New in decorated boards.
128 pages 112 Illustrations
12.5 in H | 9 in W

An exploration of the visual corollary to Didion’s life and work and the feeling that each generates in her admirers, detractors and critics—including artists from Helen Lundeberg to Diane Arbus, Betye Saar to Maren Hassinger, Vija Celmins and Andy Warhol

In Joan Didion: What She Means, the writer and curator Hilton Als creates a mosaic that explores Didion's life and work and the feeling each generates in her admirers, detractors and critics.

Arranged chronologically, the book highlights Didion's fascination with the two coasts that made her. As a Westerner transplanted to New York, Didion was able to look at her native land, its mores and fixed rules of behavior, with the loving and critical eyes of a daughter who got out and went back. (Didion and her late husband moved from New York to Los Angeles in 1964, where they worked as highly successful screenwriters, producing scripts for 1971's The Panic in Needle Park and 1976's A Star Is Born, among other works, before returning to New York 20 years later.) And from her New York perch, Didion was able to observe the political scene more closely, writing trenchant pieces about Clinton, El Salvador and most searingly the Central Park Five.
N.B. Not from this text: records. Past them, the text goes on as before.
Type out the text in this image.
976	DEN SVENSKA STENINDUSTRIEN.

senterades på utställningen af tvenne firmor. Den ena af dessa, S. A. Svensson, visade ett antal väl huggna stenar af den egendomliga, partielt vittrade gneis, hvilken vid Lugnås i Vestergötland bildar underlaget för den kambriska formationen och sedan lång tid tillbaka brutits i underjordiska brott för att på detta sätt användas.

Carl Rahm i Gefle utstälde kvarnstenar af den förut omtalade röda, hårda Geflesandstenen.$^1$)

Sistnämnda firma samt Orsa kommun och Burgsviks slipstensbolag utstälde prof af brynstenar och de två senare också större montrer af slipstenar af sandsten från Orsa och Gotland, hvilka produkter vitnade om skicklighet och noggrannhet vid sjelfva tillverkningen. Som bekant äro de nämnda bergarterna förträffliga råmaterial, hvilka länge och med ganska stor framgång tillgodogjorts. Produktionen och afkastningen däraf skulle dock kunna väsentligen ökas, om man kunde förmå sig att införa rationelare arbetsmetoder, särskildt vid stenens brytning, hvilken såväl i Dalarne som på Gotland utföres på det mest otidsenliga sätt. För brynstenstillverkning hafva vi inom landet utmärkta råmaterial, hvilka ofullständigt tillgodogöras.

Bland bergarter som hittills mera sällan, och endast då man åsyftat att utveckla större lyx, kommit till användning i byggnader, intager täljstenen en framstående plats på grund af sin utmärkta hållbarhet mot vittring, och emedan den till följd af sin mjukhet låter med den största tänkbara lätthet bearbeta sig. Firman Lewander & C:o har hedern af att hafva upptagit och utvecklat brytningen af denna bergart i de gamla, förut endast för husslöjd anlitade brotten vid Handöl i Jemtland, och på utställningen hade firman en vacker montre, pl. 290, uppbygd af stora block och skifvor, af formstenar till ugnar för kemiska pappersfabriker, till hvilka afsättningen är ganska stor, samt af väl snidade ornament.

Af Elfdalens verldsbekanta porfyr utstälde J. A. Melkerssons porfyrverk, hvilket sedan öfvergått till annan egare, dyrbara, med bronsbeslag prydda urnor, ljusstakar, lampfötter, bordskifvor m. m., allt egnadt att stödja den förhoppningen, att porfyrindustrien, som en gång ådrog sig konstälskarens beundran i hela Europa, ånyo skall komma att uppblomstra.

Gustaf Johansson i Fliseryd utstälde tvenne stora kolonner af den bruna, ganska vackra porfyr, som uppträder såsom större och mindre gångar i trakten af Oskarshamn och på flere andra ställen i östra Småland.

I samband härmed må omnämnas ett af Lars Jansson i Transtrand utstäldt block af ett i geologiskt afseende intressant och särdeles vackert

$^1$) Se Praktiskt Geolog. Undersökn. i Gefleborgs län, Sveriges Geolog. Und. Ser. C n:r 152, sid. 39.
The book includes 50 artists ranging from Brice Marden and Ed Ruscha to Betye Saar, Vija Clemins and many others, with works in all mediums including painting, ephemera, photography, sculpture, video and film. Also included are three previously uncollected texts by Didion: “In Praise of Unhung Wreaths and Love” (1969); a much-excerpted 1975 commencement address at UC Riverside; and “The Year of Hoping for Stage Magic” (2007).

JOAN DIDION is the author of five novels and ten books of nonfiction, including The Year of Magical Thinking and Blue Nights. Born in Sacramento, California, Didion lived in New York City. She died in 2021.

Hilton Als is a New York-based writer and theater critic. He is an associate professor of writing at Columbia University and a staff writer and theater critic for the New Yorker Magazine. His novel, White Girls, was shortlisted for the 2013 National Book Critics Circle Award.

Connie Butler is chief curator at the Hammer Museum.

Ikechukwu Casmir Onyewuenyi is a Nigerian Australian curator, now based in Los Angeles, and a curatorial assistant at the Hammer Museum.